Data on 4.5 million Air India passengers was compromised in a hack of a major IT provider to the airline industry, Air India announced last week.
The initial breach of the IT provider, SITA — disclosed in March — affected numerous airlines from Lufthansa to Cathay Pacific, but the investigation has now revealed one of its biggest victims yet in India’s flagship air carrier.
The breach covers nearly a decade of data on Air India passengers, and includes passport, ticket information and credit card information, Air India said in a statement.
Air India said it has secured the hacked servers, notified credit card firms of the breach and reset passwords for frequent flyer accounts. The airline also advised passengers to change their own passwords where applicable.
“[O]ur data processor has ensured that no abnormal activity was observed after securing the compromised servers,” the statement said.
It is still unclear who is behind the hack of SITA, a Switzerland-based IT services firm that airlines around the world use to manage reservations. In March, a SITA spokesperson told CyberScoop the investigation was ongoing, adding: “We do not speculate about potential attackers or motives publicly.”
The SITA spokesperson did not immediately respond on Monday to CyberScoop’s request for an update on the investigation.

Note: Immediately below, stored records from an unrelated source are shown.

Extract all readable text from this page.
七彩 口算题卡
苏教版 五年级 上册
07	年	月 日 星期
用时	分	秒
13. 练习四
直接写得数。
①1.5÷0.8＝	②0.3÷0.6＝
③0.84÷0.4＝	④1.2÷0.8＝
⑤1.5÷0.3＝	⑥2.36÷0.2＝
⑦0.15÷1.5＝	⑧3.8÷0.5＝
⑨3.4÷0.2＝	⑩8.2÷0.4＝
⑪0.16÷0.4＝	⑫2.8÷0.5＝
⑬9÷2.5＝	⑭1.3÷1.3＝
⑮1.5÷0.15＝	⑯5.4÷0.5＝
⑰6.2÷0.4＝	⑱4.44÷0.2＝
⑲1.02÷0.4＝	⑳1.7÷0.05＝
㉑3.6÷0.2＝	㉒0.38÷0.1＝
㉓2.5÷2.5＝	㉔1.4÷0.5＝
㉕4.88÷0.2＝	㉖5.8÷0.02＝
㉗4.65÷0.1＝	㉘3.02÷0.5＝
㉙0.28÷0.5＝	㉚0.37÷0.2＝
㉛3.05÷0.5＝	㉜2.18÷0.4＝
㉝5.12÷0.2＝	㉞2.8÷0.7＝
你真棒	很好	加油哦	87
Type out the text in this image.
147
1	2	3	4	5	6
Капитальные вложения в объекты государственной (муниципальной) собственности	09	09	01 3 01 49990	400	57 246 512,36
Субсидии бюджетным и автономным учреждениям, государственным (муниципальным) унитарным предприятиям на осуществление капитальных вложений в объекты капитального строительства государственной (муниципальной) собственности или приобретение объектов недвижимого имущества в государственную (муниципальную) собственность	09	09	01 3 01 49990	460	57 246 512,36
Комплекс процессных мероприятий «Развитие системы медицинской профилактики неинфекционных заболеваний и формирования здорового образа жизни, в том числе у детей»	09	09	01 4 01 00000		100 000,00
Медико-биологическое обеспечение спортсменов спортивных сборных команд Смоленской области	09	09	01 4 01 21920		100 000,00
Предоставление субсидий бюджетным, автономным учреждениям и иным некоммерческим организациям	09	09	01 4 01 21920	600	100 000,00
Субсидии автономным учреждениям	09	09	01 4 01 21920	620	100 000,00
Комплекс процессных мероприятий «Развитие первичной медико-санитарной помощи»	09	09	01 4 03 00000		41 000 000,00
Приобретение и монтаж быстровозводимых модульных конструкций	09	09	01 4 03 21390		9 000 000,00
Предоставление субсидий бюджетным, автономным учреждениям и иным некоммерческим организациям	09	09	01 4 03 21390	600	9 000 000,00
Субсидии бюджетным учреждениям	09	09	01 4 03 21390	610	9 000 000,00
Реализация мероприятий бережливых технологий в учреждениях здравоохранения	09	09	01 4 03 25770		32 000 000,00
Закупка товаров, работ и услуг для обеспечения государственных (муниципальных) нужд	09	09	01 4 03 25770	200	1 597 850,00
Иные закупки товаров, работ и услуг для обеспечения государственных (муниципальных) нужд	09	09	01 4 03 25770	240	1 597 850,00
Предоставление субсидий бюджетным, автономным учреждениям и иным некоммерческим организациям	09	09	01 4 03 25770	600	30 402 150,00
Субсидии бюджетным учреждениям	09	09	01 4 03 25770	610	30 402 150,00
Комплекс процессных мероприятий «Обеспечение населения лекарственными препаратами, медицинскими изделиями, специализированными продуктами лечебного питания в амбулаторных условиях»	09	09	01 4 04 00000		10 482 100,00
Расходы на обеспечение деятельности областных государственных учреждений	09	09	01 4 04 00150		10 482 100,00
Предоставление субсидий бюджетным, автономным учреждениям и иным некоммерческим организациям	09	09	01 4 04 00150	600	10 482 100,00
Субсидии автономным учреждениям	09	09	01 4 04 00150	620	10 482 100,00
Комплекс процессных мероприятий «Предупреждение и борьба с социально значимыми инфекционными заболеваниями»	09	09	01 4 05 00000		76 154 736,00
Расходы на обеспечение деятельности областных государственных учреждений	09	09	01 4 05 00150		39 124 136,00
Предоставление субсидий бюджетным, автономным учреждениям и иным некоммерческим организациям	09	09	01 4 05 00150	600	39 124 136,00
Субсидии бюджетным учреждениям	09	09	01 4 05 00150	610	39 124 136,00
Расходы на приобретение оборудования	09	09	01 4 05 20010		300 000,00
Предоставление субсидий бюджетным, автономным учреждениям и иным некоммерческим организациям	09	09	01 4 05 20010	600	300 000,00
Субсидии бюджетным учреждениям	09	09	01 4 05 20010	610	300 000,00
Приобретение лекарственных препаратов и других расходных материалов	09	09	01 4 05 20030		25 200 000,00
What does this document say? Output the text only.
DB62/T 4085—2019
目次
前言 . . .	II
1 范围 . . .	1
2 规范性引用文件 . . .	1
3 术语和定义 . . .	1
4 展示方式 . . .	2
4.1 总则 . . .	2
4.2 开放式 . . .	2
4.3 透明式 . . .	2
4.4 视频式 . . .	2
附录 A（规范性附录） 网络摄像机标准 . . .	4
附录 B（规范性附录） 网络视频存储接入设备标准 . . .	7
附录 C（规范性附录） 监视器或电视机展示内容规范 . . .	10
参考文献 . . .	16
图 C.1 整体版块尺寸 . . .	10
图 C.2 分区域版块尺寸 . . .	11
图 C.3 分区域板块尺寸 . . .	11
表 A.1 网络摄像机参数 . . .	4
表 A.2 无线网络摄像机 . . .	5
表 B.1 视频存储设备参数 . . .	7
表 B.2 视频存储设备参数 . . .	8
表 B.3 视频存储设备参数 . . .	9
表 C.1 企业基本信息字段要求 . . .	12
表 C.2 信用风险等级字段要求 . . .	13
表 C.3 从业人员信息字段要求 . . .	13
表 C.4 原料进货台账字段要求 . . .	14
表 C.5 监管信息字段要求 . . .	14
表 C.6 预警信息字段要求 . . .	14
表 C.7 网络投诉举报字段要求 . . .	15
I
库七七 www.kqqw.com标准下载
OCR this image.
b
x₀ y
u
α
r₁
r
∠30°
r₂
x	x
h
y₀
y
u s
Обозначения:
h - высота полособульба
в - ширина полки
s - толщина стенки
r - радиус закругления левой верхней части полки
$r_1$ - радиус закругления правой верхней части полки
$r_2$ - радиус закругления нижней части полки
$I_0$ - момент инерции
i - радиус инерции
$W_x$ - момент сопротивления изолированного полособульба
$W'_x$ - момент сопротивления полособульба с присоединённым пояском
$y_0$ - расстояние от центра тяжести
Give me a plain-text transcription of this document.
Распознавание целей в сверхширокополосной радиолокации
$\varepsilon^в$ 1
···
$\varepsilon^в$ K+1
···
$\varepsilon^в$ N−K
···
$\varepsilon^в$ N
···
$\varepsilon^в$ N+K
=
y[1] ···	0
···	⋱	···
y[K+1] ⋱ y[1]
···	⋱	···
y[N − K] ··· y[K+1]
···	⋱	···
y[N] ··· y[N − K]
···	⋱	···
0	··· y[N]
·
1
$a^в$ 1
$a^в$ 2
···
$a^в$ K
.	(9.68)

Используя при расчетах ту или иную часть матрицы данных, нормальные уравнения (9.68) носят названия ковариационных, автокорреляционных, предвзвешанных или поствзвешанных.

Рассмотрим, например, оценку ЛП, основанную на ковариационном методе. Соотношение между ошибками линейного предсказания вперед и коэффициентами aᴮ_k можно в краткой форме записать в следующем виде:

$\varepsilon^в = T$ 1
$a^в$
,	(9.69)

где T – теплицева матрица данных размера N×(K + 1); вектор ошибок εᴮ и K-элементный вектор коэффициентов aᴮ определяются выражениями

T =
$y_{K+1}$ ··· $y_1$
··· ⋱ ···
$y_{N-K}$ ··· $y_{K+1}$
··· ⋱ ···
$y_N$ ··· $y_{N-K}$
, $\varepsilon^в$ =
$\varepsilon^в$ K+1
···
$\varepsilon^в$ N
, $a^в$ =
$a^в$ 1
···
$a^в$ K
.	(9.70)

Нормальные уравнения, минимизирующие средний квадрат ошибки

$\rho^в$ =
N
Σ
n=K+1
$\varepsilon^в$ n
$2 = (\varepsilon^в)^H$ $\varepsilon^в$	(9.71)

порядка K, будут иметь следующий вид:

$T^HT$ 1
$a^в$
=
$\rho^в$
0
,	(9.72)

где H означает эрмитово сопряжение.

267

The airline industry faces distinct threats from cybercriminals interested in profiting from stolen payment data and state-linked hackers keen on tracking passenger movements. In the former category, prolific scammers who use an attack technique known as Magecart compromised the British Airways website in a 2018 breach affecting hundreds of thousands of passengers.
Meanwhile, hackers linked to multiple countries’ intelligence services have probed the aviation industry for access to high-value targets. One of the more recent examples came in January, when researchers said a Chinese-linked group had stolen passenger records at unnamed airline carriers.